Walking the route round the shore took me through the street to the end of the flagstones. I was walking on different parts of Lake Orcadie with each step.

It’s a classic walk, through the Stromness street and out to the West Shore, with the light opening up over Hoy Sound and the hills of Hoy behind. Artist Rebecca Marr looked closely at the flagstones beneath her feet and found they were carrying the imprints of their formation.

Once they were sediments on the bed of a great freshwater lake, 400 million years ago. It was set in a hot mid-continental desert and sometimes the shallows would dry and bake and crack in the sun. Sometimes water currents would leave ripples in the sand. The mud and the ripples are long gone but the shapes remain.

In Walking Lake Orcadie Rebecca, a photographic artist whose gaze is often on the natural world, among clouds or plants or seaweed, focuses on flagstones as individuals, each shaped by time.

In close-up, she says, the stones form compositions, images that range from moonscapes to figures in a dance, each one “a still image made in a time of flux”.

Like photographic plates they have been exposed and now they carry a message, they communicate something about a particular place and time. They are a memory.
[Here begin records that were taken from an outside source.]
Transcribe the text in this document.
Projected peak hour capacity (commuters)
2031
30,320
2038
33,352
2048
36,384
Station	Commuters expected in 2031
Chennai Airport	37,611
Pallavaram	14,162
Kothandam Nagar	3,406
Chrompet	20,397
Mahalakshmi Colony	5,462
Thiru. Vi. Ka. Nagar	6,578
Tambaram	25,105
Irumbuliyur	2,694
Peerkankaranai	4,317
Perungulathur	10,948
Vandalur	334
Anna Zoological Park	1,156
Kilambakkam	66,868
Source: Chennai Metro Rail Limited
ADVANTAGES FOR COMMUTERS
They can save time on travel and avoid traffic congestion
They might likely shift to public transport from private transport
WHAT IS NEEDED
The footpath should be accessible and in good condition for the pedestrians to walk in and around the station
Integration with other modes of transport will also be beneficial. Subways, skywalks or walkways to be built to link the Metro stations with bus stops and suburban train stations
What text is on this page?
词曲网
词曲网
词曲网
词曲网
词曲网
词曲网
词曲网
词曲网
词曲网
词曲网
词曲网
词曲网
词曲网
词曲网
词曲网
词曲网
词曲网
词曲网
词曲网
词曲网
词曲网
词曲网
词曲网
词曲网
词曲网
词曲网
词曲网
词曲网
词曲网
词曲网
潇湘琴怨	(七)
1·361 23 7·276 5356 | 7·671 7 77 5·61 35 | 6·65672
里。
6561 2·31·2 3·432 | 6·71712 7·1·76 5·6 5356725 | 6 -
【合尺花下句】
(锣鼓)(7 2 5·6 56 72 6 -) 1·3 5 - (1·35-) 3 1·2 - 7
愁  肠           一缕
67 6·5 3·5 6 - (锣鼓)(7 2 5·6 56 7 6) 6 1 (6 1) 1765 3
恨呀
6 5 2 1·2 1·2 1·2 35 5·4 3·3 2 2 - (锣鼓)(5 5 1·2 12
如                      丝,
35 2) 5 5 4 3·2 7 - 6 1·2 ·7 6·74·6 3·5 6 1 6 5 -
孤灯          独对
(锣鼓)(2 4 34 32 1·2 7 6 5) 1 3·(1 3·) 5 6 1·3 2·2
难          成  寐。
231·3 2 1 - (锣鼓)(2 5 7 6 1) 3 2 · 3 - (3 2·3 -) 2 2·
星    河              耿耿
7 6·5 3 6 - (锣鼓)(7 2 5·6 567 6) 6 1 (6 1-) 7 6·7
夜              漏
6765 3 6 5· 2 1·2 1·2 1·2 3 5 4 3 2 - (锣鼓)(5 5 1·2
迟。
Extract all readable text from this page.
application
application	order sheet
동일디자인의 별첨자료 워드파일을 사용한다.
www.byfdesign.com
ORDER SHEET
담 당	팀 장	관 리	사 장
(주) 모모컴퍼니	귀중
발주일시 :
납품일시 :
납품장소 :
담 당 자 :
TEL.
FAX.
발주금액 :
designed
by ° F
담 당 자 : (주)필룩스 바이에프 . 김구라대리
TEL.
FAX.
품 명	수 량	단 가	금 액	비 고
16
An introduction by archaeologist Antonia Thomas looks at the world of the ancient lake and its imprints that remain.

Violent rain showers, which may have lasted a few hours at most, have left their mark after all these years in the pitted flags. Eroded residues of crystals, which once grew in the lake’s damp sands, now survive as a fretwork skin on the top of paving slabs.

The fish and plants have long gone, but if you look hard enough, you might find one of their ghosts: a fossil, trapped forever in stone.